Why all the concern about the safety of using carrageenan in foods? Starting in the 1960s there have been research studies showing that if excessive doses of carrageenan are consumed in animal trials inflammation can be induced in the small intestine. Likewise, inappropriate methods of introducing the carrageenan into the animals, i.e. in the animals’ only source of drinking water, have induced an inflammatory response in the small intestine. However, there has never been a validated inflammatory response in humans over the seventy plus years carrageenan has been used in foods. The anecdotal “upset tummies” reported in blogs as coming from consuming a food containing carrageenan are hardly
reliable sources of information on the safety of carrageenan.
Inflammatory responses in animals only occur when carrageenan can cross the blood membrane barrier of the small intestine. This only occurs when the extreme feeding conditions mentioned above are employed. Normal feeding regimes induce no such response.

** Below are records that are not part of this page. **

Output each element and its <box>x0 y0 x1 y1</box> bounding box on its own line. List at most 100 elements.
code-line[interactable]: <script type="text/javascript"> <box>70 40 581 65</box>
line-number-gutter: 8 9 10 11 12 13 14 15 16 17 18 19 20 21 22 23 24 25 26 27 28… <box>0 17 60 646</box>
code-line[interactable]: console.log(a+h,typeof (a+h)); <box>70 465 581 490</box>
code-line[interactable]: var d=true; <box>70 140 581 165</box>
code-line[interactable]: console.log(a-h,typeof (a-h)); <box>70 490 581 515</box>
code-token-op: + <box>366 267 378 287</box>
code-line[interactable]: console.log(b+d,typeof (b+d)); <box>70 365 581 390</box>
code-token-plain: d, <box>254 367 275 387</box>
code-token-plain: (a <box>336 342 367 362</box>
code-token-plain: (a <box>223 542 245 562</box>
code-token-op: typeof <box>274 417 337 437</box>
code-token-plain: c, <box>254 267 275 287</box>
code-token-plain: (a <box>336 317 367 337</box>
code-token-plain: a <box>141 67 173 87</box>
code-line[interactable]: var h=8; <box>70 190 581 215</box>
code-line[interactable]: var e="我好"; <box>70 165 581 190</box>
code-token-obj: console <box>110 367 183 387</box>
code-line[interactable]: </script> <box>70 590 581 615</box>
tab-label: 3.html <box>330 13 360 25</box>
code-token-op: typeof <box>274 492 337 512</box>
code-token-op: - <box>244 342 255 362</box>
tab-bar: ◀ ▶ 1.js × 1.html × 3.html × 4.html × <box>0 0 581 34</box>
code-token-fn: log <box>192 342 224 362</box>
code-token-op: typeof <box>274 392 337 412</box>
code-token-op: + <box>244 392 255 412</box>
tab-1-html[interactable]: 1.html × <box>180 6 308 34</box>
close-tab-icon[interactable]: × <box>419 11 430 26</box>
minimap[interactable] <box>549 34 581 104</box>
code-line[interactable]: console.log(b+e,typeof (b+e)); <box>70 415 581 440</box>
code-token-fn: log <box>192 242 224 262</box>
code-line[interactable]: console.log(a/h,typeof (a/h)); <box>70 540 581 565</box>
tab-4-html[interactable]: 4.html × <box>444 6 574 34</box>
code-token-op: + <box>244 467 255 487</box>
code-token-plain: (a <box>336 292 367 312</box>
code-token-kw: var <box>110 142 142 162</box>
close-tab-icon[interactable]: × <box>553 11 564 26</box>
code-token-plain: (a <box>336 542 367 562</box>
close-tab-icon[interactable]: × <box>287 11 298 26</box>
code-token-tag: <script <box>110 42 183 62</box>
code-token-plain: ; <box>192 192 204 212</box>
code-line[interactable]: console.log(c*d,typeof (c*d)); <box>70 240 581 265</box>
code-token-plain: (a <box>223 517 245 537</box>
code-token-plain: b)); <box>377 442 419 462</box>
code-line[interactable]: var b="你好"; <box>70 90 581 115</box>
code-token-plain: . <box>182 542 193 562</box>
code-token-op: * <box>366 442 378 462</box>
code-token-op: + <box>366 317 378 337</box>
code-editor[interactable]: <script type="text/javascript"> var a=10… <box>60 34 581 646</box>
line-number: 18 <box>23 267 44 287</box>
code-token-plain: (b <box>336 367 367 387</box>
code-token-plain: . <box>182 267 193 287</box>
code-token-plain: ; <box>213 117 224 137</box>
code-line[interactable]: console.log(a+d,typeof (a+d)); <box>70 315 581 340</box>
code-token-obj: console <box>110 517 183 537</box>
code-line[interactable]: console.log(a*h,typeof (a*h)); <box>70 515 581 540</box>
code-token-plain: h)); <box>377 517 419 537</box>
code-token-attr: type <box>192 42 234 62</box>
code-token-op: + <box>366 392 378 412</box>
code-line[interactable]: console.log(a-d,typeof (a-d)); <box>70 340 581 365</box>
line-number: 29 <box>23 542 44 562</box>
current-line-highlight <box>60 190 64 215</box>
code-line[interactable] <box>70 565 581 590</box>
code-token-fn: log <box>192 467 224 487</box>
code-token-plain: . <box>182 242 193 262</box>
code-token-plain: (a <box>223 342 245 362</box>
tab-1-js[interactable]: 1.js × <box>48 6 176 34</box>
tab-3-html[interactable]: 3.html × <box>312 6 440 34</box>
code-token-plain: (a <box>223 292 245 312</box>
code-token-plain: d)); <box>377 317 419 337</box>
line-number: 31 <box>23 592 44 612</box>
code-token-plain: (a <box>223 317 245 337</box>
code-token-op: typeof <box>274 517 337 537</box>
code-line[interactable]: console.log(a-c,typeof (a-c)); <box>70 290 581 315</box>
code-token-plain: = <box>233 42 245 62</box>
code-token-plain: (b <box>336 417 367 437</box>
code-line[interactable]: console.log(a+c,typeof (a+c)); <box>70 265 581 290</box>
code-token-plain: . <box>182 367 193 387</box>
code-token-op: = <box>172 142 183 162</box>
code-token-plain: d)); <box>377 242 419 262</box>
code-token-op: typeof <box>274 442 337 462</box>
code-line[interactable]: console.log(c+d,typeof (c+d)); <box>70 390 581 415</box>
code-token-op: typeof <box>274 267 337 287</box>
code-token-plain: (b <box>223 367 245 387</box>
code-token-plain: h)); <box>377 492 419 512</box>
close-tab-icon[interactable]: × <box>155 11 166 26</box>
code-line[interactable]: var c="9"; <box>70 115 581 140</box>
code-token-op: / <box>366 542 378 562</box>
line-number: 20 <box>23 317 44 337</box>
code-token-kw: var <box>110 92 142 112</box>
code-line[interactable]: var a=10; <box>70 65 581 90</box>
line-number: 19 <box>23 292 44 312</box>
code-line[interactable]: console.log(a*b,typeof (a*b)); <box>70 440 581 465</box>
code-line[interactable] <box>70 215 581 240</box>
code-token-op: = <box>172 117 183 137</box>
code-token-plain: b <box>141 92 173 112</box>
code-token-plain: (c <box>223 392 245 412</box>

Over the last decade a group of molecular biologists at the University of Illinois at Chicago lead by Dr Joanne Tobacman have been exploring the in vitro interaction of carrageenan with various genes and conclude that carrageenan can cause inflammation in the gut via a binding mechanism involving TLR-4 receptors. This group also concluded that carrageenan degrades in the gut and the degraded carrageenan can permeate the membrane barrier. Recent studies refute both of these claims, and furthermore this recent research questions the validity using in vitro studies to mimic the in vivo events in the GI tract when a human consumes a food containing carrageenan.
The bottom line on the safety issue is that in spite of all the efforts to downgrade or question the safety of carrageenan, particularly by bloggers, carrageenan is a safe food ingredient in all of the major regulatory jurisdictions of the world.